Flexibel: Die Stereoendstufe Audio Analogue AA100DM entstammt der Einstiegsserie der Italiener. Mit einem optionalen „Connection Kit“ lässt sie sich auch als Monoblock betreiben
Als kleine Dreingabe für ein ungetrübtes PureAA-Erlebnis hat Audio Analogue uns übrigens noch die Line-Vorstufe Bellini Anniversary (7.300 Euro) aus der nächsthöheren Serie mitgeschickt, um die es hier aber nur am Rande gehen soll. Warum keine Vorstufe aus der PureAA-Serie? Ganz einfach: Weil es keine gibt. Was wiederum daran liegt, dass Kunden in dieser Klasse Endstufen gerne mit DACs (wie etwa dem AAdac) oder Netzwerkplayern mit Vorverstärkerausgang kombinieren, so Stefano Blanda von Audio Analogue.

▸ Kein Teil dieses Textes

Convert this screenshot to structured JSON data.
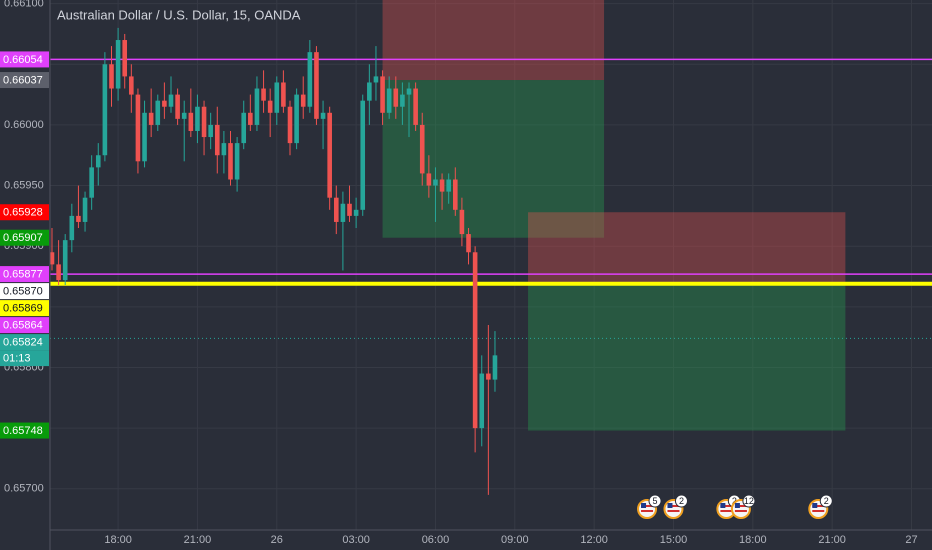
{
  "chart_data": {
    "type": "candlestick",
    "title": "Australian Dollar / U.S. Dollar, 15, OANDA",
    "up_color": "#26a69a",
    "down_color": "#ef5350",
    "open": [
      0.65895,
      0.65885,
      0.65872,
      0.65905,
      0.65925,
      0.6592,
      0.6594,
      0.65965,
      0.65975,
      0.6605,
      0.6603,
      0.6607,
      0.6604,
      0.66025,
      0.6597,
      0.6601,
      0.66,
      0.6602,
      0.66015,
      0.66025,
      0.66005,
      0.6601,
      0.65995,
      0.66015,
      0.6599,
      0.66,
      0.65975,
      0.65985,
      0.65955,
      0.65985,
      0.6601,
      0.66,
      0.6603,
      0.6602,
      0.6601,
      0.66035,
      0.66015,
      0.65985,
      0.66025,
      0.66015,
      0.6606,
      0.66005,
      0.6601,
      0.6594,
      0.6592,
      0.65935,
      0.65925,
      0.6593,
      0.6602,
      0.66035,
      0.6604,
      0.6601,
      0.6603,
      0.66015,
      0.66025,
      0.6603,
      0.66,
      0.6596,
      0.6595,
      0.65955,
      0.65945,
      0.65955,
      0.6593,
      0.6591,
      0.65895,
      0.6575,
      0.65795,
      0.6579
    ],
    "high": [
      0.65915,
      0.65905,
      0.6591,
      0.65935,
      0.6595,
      0.65945,
      0.65975,
      0.65985,
      0.6606,
      0.66065,
      0.6608,
      0.66075,
      0.6605,
      0.6603,
      0.6602,
      0.6603,
      0.66025,
      0.66035,
      0.6604,
      0.6603,
      0.6602,
      0.6603,
      0.66025,
      0.6602,
      0.6601,
      0.66015,
      0.65995,
      0.65995,
      0.6599,
      0.6602,
      0.66025,
      0.6604,
      0.66045,
      0.6603,
      0.6604,
      0.66045,
      0.6602,
      0.6603,
      0.6604,
      0.6607,
      0.66065,
      0.6602,
      0.66015,
      0.6595,
      0.65945,
      0.6595,
      0.6594,
      0.66025,
      0.6605,
      0.66065,
      0.66045,
      0.6604,
      0.6604,
      0.66035,
      0.66035,
      0.66035,
      0.6601,
      0.65975,
      0.65965,
      0.6596,
      0.6596,
      0.65965,
      0.6594,
      0.65915,
      0.659,
      0.6581,
      0.65835,
      0.6583
    ],
    "low": [
      0.6588,
      0.65868,
      0.65868,
      0.65895,
      0.65915,
      0.65912,
      0.6593,
      0.6595,
      0.6597,
      0.66015,
      0.6602,
      0.6603,
      0.6601,
      0.6596,
      0.65965,
      0.6599,
      0.65995,
      0.66005,
      0.6601,
      0.66,
      0.6597,
      0.6599,
      0.65985,
      0.65975,
      0.6598,
      0.6596,
      0.6596,
      0.6595,
      0.65945,
      0.6598,
      0.65995,
      0.65995,
      0.6601,
      0.6599,
      0.66,
      0.6601,
      0.65975,
      0.6598,
      0.66005,
      0.6601,
      0.66,
      0.6598,
      0.6593,
      0.6591,
      0.6588,
      0.6592,
      0.65915,
      0.65925,
      0.66,
      0.6602,
      0.66,
      0.66005,
      0.66005,
      0.66,
      0.6599,
      0.65995,
      0.6595,
      0.6594,
      0.6592,
      0.6593,
      0.65935,
      0.65925,
      0.659,
      0.65885,
      0.6573,
      0.65735,
      0.65695,
      0.6578
    ],
    "close": [
      0.65885,
      0.65872,
      0.65905,
      0.65925,
      0.6592,
      0.6594,
      0.65965,
      0.65975,
      0.6605,
      0.6603,
      0.6607,
      0.6604,
      0.66025,
      0.6597,
      0.6601,
      0.66,
      0.6602,
      0.66015,
      0.66025,
      0.66005,
      0.6601,
      0.65995,
      0.66015,
      0.6599,
      0.66,
      0.65975,
      0.65985,
      0.65955,
      0.65985,
      0.6601,
      0.66,
      0.6603,
      0.6602,
      0.6601,
      0.66035,
      0.66015,
      0.65985,
      0.66025,
      0.66015,
      0.6606,
      0.66005,
      0.6601,
      0.6594,
      0.6592,
      0.65935,
      0.65925,
      0.6593,
      0.6602,
      0.66035,
      0.6604,
      0.6601,
      0.6603,
      0.66015,
      0.66025,
      0.6603,
      0.66,
      0.6596,
      0.6595,
      0.65955,
      0.65945,
      0.65955,
      0.6593,
      0.6591,
      0.65895,
      0.6575,
      0.65795,
      0.6579,
      0.6581
    ],
    "ylim": [
      0.65666,
      0.66103
    ],
    "yticks": [
      {
        "value": 0.661,
        "label": "0.66100"
      },
      {
        "value": 0.6605,
        "label": "0.66050"
      },
      {
        "value": 0.66,
        "label": "0.66000"
      },
      {
        "value": 0.6595,
        "label": "0.65950"
      },
      {
        "value": 0.659,
        "label": "0.65900"
      },
      {
        "value": 0.6585,
        "label": "0.65850"
      },
      {
        "value": 0.658,
        "label": "0.65800"
      },
      {
        "value": 0.6575,
        "label": "0.65750"
      },
      {
        "value": 0.657,
        "label": "0.65700"
      }
    ],
    "xlim": [
      -0.3,
      133.1
    ],
    "xticks": [
      {
        "value": 10,
        "label": "18:00"
      },
      {
        "value": 22,
        "label": "21:00"
      },
      {
        "value": 34,
        "label": "26"
      },
      {
        "value": 46,
        "label": "03:00"
      },
      {
        "value": 58,
        "label": "06:00"
      },
      {
        "value": 70,
        "label": "09:00"
      },
      {
        "value": 82,
        "label": "12:00"
      },
      {
        "value": 94,
        "label": "15:00"
      },
      {
        "value": 106,
        "label": "18:00"
      },
      {
        "value": 118,
        "label": "21:00"
      },
      {
        "value": 130,
        "label": "27"
      }
    ],
    "grid": true,
    "positions": [
      {
        "start": 50,
        "end": 83.5,
        "stop": 0.6611,
        "entry": 0.66037,
        "target": 0.65907
      },
      {
        "start": 72,
        "end": 120,
        "stop": 0.65928,
        "entry": 0.6587,
        "target": 0.65748
      }
    ],
    "price_labels": [
      {
        "value": 0.66054,
        "label": "0.66054",
        "color": "#e040fb",
        "text_color": "#ffffff",
        "line": "solid"
      },
      {
        "value": 0.66037,
        "label": "0.66037",
        "color": "#5d606b",
        "text_color": "#ffffff"
      },
      {
        "value": 0.65928,
        "label": "0.65928",
        "color": "#ff0000",
        "text_color": "#ffffff"
      },
      {
        "value": 0.65907,
        "label": "0.65907",
        "color": "#089b0a",
        "text_color": "#ffffff"
      },
      {
        "value": 0.65877,
        "label": "0.65877",
        "color": "#e040fb",
        "text_color": "#ffffff",
        "line": "solid"
      },
      {
        "value": 0.6587,
        "label": "0.65870",
        "color": "#ffffff",
        "text_color": "#131722"
      },
      {
        "value": 0.65869,
        "label": "0.65869",
        "color": "#ffff00",
        "text_color": "#131722",
        "line": "thick"
      },
      {
        "value": 0.65864,
        "label": "0.65864",
        "color": "#e040fb",
        "text_color": "#ffffff"
      },
      {
        "value": 0.65824,
        "label": "0.65824",
        "color": "#26a69a",
        "text_color": "#ffffff",
        "line": "dotted",
        "countdown": "01:13"
      },
      {
        "value": 0.65748,
        "label": "0.65748",
        "color": "#089b0a",
        "text_color": "#ffffff"
      }
    ],
    "events": [
      {
        "x": 90,
        "label": "5"
      },
      {
        "x": 94,
        "label": "2"
      },
      {
        "x": 102,
        "label": "2"
      },
      {
        "x": 104.2,
        "label": "12"
      },
      {
        "x": 115.9,
        "label": "2"
      }
    ]
  }
}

Für alle, die sich bei Audio-Analogue-Produkten (noch) nicht so gut auskennen: Mit der Einstiegsserie „PureAA“ bieten die Italiener Geräte, die sich durch ein herausragendes Preis-Leistungs-Verhältnis, solide Technik und einfache Bedienbarkeit auszeichnen sollen – hier ordnet sich der AA100DM ein. Die Anniversary-Linie, zu der die Vorstufe Audio Analogue Bellini in ihrer aktuellen Form gehört, ist hingegen so etwas wie das Herzstück von Audio Analogue. Und dann wäre da noch die ABsolute-Serie als kompromisslose Spitze des Portfolios. Bei diesen maximal aufwändig konstruierten Geräten geht es um „ABsolutes“ Referenzniveau für die allerhöchsten Ansprüche.
In guter Gesellschaft
Kleine Kuriosität nebenbei: Eigentlich ist es passend, dass die – wie jedes Audio-Analogue-Gerät – in Schwarz und Silber erhältliche Audio Analogue Bellini in meinem Rack nun direkt über der Norma Audio REVO SC-2 steht. Denn Namensgeber Vincenzo Bellini war niemand Geringeres als der Komponist der für meine Referenz-Verstärker namensgebenden Oper „Norma“. Wer lieber an flüssige als an musikhistorische Genüsse denkt, dem wird bei „Bellini“ der aus Pfirsich-Püree und Prosecco gemixte Cocktail in den Sinn kommen – der jedoch wurde nach dem venezianischen Maler Giovanni Bellini benannt. Okay, damit dürfte dem kulturellen und süffigen Bildungsauftrag von fairaudio Genüge getan sein. Schauen wir uns den Hauptakteur dieses Tests, den Stereo-Endverstärker aus der Toskana, genauer an.

Schöner Sidekick: Die Hochpegel-Vorstufe Audio Analogue Bellini stand uns während der Testphase ebenfalls zur Verfügung, sie stammt aus der nächsthöheren Linie
Audio Analogue AA100DM: Technik und Konzept
Der Audio Analogue AA100DM ist ein Class-AB-Leistungsverstärker mit kurz gehaltenen Signalwegen in symmetrischer Architektur. Das dient der Minimierung externer Störeinflüsse, während der Dual-Mono-Aufbau für eine hohe Kanaltrennung sorgt. Letzteres gilt zumindest ab dem dicken 760-VA-Trafo, der die Stromversorgung beider Stereokanäle übernimmt. Sechs bipolare Leistungstransistoren pro Kanal besorgen die Verstärkung und geben das Signal an die Terminals weiter.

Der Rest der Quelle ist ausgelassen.